Penolakan serupa disampaikan La Asa, perwakilan nelayan Pantai Lakeba. Ia mengungkapkan bahwa selama ini sejumlah bangunan permanen yang didirikan pihak resort telah menghalangi akses nelayan ke laut.
“Nelayan yang mau lewat sudah tidak bisa karena sudah dibangunkan atau sudah ditembok itu lagi di bawah itu. Apalagi kalau air Laut Naik sudah tertutup akses jalan itu. Awalnya lahan yang dibeli tidak sampai ke batas seperti sekarang. Seharusnya mengikuti batas pagar sesuai lahan yang dibeli, sekitar 20 meter, tapi sekarang sudah memakai wilayah pesisir pantai,” jelasnya.
![]() |
| Penolakan dilanjutkan dipesisir pantai yang telah didirikan Bangunan Oleh Pihak PT Salsa Permai |
Ia menegaskan bahwa nelayan menolak keras rencana pemanfaatan ruang laut tersebut dan meminta agar pihak perusahaan tidak lagi membangun dengan dalih kepentingan umum, namun justru merugikan masyarakat pesisir.

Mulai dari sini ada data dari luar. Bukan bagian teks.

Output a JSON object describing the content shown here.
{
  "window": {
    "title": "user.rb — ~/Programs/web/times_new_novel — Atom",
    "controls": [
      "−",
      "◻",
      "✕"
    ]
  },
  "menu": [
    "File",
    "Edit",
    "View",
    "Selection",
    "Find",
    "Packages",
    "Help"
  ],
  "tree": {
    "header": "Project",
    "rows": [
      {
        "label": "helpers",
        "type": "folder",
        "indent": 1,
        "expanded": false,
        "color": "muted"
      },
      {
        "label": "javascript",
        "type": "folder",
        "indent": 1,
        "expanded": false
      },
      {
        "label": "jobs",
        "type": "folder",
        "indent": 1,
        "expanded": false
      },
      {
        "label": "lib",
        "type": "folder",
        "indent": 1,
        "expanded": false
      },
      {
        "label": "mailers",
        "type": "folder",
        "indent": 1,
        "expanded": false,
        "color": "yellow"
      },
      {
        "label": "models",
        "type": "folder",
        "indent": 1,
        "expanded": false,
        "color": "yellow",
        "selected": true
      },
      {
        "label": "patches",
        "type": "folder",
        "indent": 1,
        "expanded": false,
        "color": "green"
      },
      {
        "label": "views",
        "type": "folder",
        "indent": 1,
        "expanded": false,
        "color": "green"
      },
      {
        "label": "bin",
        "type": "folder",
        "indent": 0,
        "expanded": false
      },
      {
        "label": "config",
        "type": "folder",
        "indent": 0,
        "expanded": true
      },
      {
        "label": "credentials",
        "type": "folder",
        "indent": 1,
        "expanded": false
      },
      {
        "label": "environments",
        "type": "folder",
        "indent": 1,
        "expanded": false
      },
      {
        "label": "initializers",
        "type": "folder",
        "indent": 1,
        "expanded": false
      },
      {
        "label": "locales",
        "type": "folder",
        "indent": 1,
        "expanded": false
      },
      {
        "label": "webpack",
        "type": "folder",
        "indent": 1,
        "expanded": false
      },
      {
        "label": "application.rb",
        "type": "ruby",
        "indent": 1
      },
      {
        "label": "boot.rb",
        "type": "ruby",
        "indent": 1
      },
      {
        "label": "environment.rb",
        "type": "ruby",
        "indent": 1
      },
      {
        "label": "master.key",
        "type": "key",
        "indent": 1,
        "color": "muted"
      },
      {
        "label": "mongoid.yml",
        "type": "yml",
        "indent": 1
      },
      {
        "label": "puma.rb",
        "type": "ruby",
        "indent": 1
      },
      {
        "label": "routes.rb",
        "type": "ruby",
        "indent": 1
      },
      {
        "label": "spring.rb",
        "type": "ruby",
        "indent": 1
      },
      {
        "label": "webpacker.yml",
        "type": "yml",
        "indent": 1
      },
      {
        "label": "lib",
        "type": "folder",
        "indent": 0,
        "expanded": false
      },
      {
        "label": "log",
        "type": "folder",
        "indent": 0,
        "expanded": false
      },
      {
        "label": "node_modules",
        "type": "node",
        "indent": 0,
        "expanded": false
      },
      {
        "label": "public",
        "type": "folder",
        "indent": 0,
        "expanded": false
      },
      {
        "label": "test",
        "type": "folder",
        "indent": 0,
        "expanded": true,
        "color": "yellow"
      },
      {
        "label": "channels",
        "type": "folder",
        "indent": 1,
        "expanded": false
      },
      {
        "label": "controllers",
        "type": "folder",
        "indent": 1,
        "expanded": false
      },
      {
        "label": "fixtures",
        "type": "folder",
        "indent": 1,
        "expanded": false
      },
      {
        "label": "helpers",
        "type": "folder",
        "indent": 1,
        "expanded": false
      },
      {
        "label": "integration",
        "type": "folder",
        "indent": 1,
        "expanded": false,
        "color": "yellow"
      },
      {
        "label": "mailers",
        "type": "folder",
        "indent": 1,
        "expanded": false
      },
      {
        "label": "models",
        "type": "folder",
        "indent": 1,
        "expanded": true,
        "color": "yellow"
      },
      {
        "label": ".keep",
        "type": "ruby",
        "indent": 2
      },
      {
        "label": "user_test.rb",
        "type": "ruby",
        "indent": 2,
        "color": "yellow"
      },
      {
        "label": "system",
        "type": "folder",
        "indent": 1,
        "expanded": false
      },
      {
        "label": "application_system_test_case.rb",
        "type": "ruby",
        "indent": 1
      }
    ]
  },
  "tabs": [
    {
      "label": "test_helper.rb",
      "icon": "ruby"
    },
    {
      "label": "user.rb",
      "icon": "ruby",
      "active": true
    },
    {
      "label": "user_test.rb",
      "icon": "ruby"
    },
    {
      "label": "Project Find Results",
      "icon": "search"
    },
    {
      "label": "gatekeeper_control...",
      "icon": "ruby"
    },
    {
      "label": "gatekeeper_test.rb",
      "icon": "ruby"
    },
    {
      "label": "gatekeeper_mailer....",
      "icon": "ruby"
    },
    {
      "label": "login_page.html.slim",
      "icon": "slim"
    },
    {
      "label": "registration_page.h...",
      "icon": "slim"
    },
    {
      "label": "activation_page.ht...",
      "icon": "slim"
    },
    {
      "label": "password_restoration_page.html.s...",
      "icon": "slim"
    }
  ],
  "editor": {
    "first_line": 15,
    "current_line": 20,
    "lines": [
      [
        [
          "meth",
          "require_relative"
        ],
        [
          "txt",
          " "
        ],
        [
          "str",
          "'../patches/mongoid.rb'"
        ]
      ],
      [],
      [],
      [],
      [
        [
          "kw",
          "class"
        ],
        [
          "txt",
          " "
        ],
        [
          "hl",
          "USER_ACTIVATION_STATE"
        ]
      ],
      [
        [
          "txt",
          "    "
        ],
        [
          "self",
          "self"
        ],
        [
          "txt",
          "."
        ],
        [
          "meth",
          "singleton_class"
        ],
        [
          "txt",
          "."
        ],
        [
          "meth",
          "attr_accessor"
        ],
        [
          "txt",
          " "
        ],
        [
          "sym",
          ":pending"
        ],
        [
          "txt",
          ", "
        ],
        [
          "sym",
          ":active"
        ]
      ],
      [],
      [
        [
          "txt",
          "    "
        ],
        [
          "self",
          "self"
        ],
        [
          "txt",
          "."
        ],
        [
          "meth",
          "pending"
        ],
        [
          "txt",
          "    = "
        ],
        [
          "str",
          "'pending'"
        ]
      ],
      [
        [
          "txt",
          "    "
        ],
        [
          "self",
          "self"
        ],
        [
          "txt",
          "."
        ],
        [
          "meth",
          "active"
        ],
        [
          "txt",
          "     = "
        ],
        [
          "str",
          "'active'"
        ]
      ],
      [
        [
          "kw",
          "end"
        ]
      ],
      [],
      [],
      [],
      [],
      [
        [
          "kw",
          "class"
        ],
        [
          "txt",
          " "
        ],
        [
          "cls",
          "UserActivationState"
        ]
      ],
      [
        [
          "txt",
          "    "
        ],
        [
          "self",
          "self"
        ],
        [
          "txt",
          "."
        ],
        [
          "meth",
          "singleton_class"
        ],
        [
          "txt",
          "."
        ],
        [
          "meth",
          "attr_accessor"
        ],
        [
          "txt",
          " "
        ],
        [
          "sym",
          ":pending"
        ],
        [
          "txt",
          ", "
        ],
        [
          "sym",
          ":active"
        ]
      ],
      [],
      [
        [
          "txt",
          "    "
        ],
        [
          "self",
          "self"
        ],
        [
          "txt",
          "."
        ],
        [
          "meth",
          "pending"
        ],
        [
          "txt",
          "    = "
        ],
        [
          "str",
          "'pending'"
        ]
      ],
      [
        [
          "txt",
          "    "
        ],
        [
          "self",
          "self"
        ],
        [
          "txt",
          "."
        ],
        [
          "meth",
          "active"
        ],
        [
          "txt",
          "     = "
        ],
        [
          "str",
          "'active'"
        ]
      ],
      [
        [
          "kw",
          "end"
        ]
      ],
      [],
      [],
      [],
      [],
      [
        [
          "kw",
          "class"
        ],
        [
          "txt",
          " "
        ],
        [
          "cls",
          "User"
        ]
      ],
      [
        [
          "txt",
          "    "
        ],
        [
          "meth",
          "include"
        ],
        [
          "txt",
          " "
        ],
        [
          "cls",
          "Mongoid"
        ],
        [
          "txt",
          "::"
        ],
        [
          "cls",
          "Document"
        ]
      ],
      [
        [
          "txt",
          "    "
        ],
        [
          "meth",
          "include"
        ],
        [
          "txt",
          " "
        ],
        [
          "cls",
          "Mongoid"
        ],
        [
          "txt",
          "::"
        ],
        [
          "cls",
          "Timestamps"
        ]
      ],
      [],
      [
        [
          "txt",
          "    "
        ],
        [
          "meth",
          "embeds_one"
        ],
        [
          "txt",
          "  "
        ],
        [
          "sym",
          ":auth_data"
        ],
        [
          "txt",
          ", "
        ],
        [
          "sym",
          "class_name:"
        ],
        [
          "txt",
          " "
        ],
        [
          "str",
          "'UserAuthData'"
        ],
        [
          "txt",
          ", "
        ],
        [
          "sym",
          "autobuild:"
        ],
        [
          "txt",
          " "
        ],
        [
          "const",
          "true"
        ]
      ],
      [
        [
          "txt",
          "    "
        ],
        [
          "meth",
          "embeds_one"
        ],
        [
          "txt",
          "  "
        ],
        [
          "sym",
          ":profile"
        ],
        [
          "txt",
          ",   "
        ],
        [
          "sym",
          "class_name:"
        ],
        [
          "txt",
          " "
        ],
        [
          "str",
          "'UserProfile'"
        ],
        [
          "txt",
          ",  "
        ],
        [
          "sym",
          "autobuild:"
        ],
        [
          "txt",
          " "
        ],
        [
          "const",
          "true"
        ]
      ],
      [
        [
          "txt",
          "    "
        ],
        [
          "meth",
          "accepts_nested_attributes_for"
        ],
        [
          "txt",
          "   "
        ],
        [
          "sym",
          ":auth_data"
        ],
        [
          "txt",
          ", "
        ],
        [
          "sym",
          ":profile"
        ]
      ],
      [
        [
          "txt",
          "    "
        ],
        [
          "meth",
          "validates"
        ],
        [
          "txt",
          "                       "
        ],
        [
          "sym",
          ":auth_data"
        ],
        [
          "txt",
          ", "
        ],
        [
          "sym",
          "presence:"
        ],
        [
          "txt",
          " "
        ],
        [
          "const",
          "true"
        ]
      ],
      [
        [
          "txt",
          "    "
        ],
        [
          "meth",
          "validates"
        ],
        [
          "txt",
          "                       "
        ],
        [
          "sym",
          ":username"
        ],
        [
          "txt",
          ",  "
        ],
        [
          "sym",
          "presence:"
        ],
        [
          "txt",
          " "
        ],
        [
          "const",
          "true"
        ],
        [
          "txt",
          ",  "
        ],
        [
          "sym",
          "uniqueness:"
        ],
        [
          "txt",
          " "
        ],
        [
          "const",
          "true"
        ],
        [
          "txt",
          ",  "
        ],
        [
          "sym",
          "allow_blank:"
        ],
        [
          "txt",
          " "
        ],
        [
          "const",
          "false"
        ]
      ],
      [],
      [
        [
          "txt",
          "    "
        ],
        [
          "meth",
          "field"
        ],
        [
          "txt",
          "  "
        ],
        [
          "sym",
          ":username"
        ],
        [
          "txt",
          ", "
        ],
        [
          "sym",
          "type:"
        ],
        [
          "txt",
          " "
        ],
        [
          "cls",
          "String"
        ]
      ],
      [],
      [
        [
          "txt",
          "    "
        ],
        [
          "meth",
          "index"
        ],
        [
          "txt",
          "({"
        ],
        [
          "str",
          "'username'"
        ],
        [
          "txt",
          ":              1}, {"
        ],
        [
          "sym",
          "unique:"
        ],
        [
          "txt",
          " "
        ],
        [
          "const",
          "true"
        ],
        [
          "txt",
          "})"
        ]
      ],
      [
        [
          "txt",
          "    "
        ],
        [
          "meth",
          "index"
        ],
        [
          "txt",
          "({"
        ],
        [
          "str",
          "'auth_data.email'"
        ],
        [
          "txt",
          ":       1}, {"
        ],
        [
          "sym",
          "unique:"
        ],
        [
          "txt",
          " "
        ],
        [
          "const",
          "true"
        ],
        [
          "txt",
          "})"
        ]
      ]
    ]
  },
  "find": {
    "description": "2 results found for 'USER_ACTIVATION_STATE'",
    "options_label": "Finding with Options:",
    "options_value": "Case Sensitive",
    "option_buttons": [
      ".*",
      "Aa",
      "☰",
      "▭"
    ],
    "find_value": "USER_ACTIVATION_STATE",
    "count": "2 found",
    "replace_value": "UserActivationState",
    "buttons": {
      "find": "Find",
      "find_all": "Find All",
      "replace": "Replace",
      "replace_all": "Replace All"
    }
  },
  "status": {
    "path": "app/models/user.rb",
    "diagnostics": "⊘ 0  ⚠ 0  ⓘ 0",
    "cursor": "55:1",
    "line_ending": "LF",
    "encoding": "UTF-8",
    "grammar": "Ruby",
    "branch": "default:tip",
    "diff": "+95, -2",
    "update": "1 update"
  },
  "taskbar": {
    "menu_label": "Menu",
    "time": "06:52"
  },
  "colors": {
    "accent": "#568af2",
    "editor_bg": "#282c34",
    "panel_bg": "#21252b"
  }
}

“Intinya kami tolak. Jangan lagi mengakali nelayan dengan alasan pembangunan untuk kepentingan orang banyak,” tegas La Asa.
Sementara itu, Direktur PT Salsa Lakeba Permai, Safei Kahar, mengakui bahwa pemanfaatan ruang laut yang direncanakan saat ini masih dalam proses pengurusan izin di Kementerian Kelautan dan Perikanan (KKP).
“Saat ini izin pemanfaatan ruang laut sedang kami urus. Dari pihak balai menyarankan agar dilakukan sosialisasi kepada nelayan, makanya hari ini kami laksanakan,” ungkap mantan Bupati Buton tersebut.
Safei juga menegaskan bahwa rencana pembangunan Talud dan fasilitas wisata terapung tidak akan mengganggu aktivitas nelayan. Ia menyebut area laut yang akan dimanfaatkan sekitar 2.000 meter persegi dan berjarak kurang lebih 24 meter dari bibir pantai.
“Area yang digunakan tidak mengganggu nelayan, karena jalur memancing dan aktivitas nelayan masih cukup jauh,” ujarnya.
![]() |
| Rancangan Pembangunan |
Diketahui, PT Salsa Lakeba Permai berencana membangun sejumlah fasilitas wisata tambahan, antara lain pemecah gelombang atau talud (breakwater), vila terapung, restoran terapung, kolam laut, serta jembatan penghubung dan sesuai perencanaan yang sudah dibuat akan memakai 0.21 Ha Ruang Laut atau sekitar 2.000 meter persegi.
![]() |
| 0,21 ha Areal Pemanfaatan Ruang Laut |
Namun, berdasarkan catatan sebelumnya, pada Senin (3/2/2025), Dinas PUPR Kota Baubau bersama Kementerian Kelautan dan Perikanan (KKP), Dinas Perikanan, pihak kecamatan, serta kelurahan setempat telah melakukan inspeksi mendadak (sidak) di lokasi tersebut. Dalam sidak itu ditemukan adanya bangunan yang diduga telah menggunakan ruang laut atau wilayah pesisir tanpa izin.
Saat itu, seluruh pihak yang hadir sepakat agar bangunan yang melanggar, termasuk jembatan kayu yang telah dibangun, segera dibongkar. Namun hingga kini, kesepakatan pembongkaran tersebut belum juga direalisasikan.